Bulgaristan Parlamentosu Başkanı Tzerzka Tzaçeva ile görüşen Cumhurbaşkanı Abdullah Gül’e aşırı milliyetçi ATAKA partisi lideri Volen Siderov, protesto girişiminde bulundu.
Cumhurbaşkanı Abdullah Gül, Bulgaristan Parlamentosu Başkanı Tzerzka Tzaçeva ile görüştü. Parlamento girişindeki karşılama töreni sırasında aşırı milliyetçi ATAKA partisi lideri Volen Siderov, partisinden 5 milletvekili ile birlikte protesto girişiminde bulundu.

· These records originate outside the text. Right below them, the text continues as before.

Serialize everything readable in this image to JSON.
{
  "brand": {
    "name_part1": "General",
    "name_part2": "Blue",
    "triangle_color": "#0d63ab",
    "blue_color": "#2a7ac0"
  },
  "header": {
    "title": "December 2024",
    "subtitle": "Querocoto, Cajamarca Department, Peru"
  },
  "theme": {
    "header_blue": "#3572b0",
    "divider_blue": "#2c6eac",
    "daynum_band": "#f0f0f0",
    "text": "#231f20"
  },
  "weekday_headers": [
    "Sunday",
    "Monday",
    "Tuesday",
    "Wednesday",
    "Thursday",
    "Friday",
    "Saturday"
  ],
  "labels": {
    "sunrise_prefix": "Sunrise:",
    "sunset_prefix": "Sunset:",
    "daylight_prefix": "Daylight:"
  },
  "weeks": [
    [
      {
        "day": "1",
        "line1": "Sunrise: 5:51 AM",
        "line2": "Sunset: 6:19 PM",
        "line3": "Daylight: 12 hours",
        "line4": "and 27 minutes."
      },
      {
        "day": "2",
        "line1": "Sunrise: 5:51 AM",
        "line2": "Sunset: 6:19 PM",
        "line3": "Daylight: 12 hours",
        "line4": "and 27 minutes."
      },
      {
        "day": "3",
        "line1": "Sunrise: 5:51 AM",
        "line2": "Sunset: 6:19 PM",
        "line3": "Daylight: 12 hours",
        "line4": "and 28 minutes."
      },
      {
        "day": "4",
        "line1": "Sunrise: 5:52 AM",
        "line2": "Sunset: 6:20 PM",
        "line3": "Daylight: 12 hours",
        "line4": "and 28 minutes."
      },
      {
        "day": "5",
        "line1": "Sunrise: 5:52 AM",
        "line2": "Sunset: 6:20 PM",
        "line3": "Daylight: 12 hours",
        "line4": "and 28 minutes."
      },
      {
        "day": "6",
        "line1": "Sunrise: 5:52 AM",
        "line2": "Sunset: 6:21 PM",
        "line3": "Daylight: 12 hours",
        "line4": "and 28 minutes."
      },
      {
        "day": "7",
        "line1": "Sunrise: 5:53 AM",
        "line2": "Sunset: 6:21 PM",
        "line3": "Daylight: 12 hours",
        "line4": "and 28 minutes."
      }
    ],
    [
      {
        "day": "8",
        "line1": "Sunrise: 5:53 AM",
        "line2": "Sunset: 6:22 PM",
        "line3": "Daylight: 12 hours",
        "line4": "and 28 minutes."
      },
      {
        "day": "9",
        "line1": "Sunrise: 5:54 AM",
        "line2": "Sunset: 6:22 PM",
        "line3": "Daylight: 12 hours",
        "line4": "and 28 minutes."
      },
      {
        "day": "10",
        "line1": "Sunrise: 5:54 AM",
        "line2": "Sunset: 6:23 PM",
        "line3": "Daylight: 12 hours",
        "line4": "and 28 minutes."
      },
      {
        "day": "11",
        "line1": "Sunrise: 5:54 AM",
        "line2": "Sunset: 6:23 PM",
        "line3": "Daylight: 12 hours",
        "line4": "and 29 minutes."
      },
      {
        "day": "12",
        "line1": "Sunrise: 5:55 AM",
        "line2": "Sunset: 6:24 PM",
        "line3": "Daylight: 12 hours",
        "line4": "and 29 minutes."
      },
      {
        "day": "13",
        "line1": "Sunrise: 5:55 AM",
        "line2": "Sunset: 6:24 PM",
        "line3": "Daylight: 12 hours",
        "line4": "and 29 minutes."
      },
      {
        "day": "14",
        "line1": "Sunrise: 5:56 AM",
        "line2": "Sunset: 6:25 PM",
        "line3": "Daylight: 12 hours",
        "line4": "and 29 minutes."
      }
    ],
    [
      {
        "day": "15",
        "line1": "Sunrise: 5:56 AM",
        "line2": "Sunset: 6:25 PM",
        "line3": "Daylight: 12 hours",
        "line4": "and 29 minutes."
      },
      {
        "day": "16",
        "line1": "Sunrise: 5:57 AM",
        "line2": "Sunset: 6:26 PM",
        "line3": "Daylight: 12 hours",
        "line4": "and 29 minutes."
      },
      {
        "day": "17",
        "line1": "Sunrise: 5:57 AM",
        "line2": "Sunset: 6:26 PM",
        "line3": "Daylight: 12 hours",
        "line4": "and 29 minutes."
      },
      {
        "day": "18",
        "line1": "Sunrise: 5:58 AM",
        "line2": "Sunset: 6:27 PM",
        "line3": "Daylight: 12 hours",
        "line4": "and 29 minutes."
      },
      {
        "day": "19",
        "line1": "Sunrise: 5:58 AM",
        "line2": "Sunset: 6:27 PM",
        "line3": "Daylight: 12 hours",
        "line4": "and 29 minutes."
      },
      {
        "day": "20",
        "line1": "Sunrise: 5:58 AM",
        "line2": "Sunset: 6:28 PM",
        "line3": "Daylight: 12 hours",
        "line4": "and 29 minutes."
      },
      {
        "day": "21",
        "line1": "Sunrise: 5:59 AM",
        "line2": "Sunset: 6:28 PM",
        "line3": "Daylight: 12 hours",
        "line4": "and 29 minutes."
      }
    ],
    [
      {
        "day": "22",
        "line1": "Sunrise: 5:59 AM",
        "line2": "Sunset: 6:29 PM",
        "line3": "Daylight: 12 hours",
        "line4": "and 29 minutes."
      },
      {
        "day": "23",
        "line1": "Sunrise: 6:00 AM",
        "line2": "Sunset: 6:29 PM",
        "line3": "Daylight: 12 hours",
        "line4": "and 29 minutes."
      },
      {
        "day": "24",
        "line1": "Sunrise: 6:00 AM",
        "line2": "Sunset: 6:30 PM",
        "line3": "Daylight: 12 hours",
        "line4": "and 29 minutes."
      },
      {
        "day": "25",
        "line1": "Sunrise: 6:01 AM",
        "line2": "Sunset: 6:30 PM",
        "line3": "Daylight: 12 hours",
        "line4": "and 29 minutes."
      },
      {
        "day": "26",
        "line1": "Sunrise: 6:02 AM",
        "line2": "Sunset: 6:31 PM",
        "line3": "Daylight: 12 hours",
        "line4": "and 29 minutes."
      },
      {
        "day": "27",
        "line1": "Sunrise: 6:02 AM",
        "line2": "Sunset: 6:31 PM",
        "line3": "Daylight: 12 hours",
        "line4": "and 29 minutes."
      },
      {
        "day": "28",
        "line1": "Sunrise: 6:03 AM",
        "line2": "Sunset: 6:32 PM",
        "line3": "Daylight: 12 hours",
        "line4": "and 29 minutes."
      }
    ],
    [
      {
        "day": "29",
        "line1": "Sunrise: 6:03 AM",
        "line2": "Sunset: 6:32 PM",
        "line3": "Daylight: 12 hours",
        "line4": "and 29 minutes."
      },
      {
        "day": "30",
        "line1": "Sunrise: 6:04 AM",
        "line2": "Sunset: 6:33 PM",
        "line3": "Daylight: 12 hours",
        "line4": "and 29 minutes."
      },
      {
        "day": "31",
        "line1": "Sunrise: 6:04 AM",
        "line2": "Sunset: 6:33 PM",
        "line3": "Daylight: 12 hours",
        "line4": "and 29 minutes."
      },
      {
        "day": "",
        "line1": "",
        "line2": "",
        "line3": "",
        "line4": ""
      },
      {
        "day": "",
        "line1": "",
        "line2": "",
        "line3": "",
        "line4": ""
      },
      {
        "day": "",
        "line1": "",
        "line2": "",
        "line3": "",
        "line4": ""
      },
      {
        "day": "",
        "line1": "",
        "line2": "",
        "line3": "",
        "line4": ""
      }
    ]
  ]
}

Parlamento Başkanı Tzaçeva, Cumhurbaşkanı Gül’ü parlamentoda büyük bir samimiyetle karşılarken, görüşmede Türkiye-Bulgaristan ilişkileri değerlendirildi.
Tzaçeva, parlamentodaki grubu olan ve görüşmeye katılan siyasi partilerin çalışmaları konusunda da bilgi verdi.
Bu arada, parlamento girişindeki karşılama töreni sırasında aşırı milliyetçi ATAKA partisi lideri Volen Siderov, partisinden 5 milletvekili ile birlikte protesto girişiminde bulundu.
Tören kıtasının arkasına geçerek çeşitli pankartlar açan ATAKA milletvekilleri, “Türkiye’nin Osmanlı dönemi için Bulgaristan’a özür ve 10 milyar dolar tazminat borcu olduğu” iddialarını dile getirdiler.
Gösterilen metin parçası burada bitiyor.